Do you look up to the sky? - Canto com calma e relaxo.

- Oh I wish I could be more like you
Do you wish you could be more like me?
Oh I wish I could be more like... - Todos cantávamos juntos, e quando menos espero, o cara veio por trás e me encoxou. Eu sentia seu pênis duro roçando em mim. Eu me virei e dei um tapa em sua cara. Saí correndo e fui para fora da boate.

Juan veio atrás de mim pouco tempo depois. Parecia com medo de uma ruptura.

- Você tá bem? Sob controle? Pierre? - Ele faz perguntas para conferir.

- Sim. Sim. Sim. Mas o susto que levei me abalou um pouco. Você viu o que o cara fez? Eu odeio quando passam a mão em mim. Você sabe! - Ele parecia me olhar com cara de desprezo. Ele não a devida atenção a outros pontos importantes de mim, além da minha condição. Era sempre difícil saber o que pretendia.

- Deixa de drama. Ele viu eu e você juntos. Devia estar tentando propor um ménage. Brincar a três é divertido... - Por que não suspeitei? Ele era muito pervertido. Ele poderia relevar aquele assédio por uma chance de sexo a três.

- Não, não... acho que minha pressão caiu com o susto. Acho melhor ir pra casa. Não tô no clima. - Ter a pressão baixa era um saco, mas me tirou de uma conversa chata na qual ele iria tentar me convencer a transar com e com o outro cara. E eu não estava a fim.

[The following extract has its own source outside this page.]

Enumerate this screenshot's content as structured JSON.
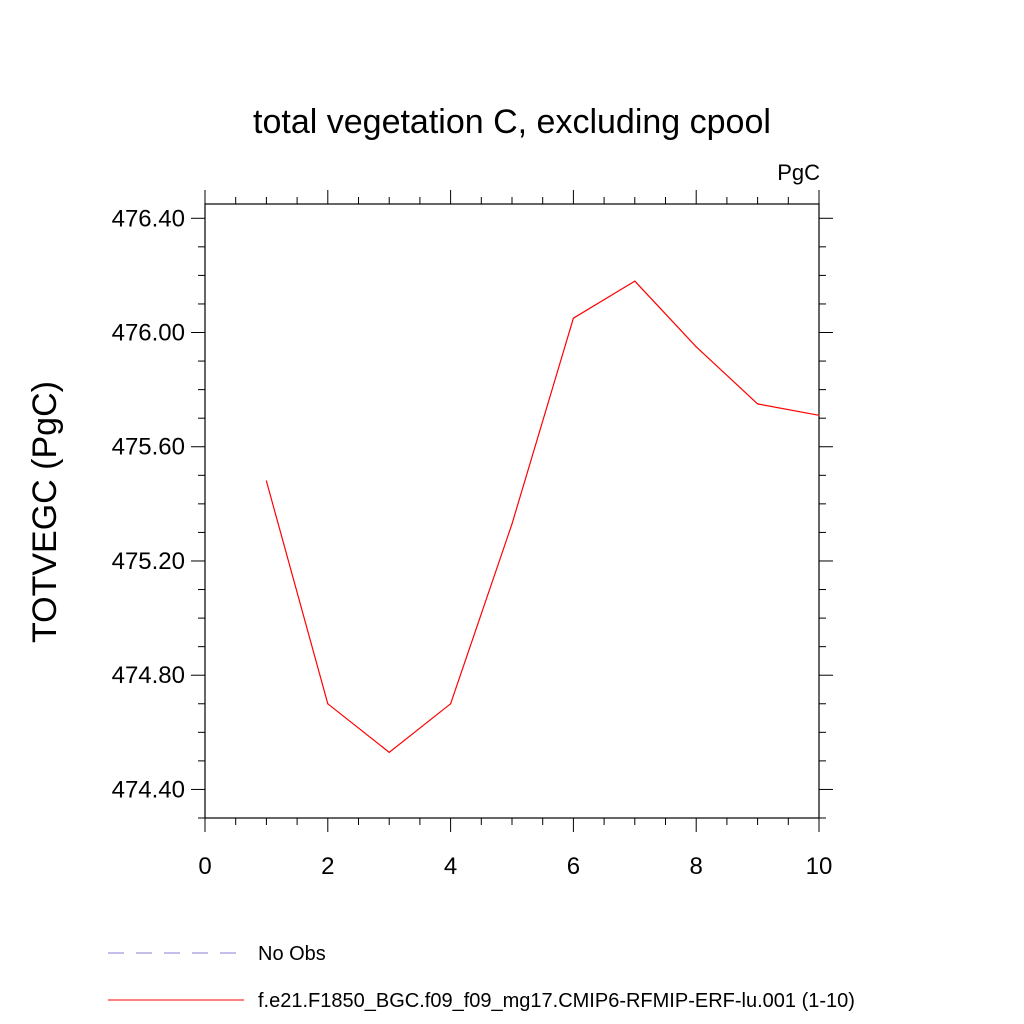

- Então, tá. Fica pra outro dia. - Ele fala conformado. E me leva para nossa casa.

MOMENTO ATUAL
LONDRES, 2019
PIERRE NARRANDO

Eu andava irritado por aí. Nem queria ter lembrado de Juan. Num acesso de raiva, chutei uma lata de lixo com força e a mandei longe.

- Ah, cara. Eu acabei de limpar aqui!

Me viro para um homem mais ou menos da minha idade. Ele tinha luzes no cabelo, era branquinho e parecia bem aborrecido.

- Desculpa... eu te ajudo a limpar. Me abaixo e começo a pegar todo o lixo que eu havia espalhado. Que merda que eu fiz. Estou envergonhado.

- Tá tudo bem. Eu vi que você devia estar estressado, mas não é motivo para sujar a cidade. - O cara vem me ajudar a limpar toda a minha bagunça. - Eu faço parte de um grupo de jovens dedicados à ajudar a comunidade e meio ambiente. Nós somos parte da Fundação de Jovens Benvólio. Grupo Londres 3. Estamos recrutando. Não quer participar? 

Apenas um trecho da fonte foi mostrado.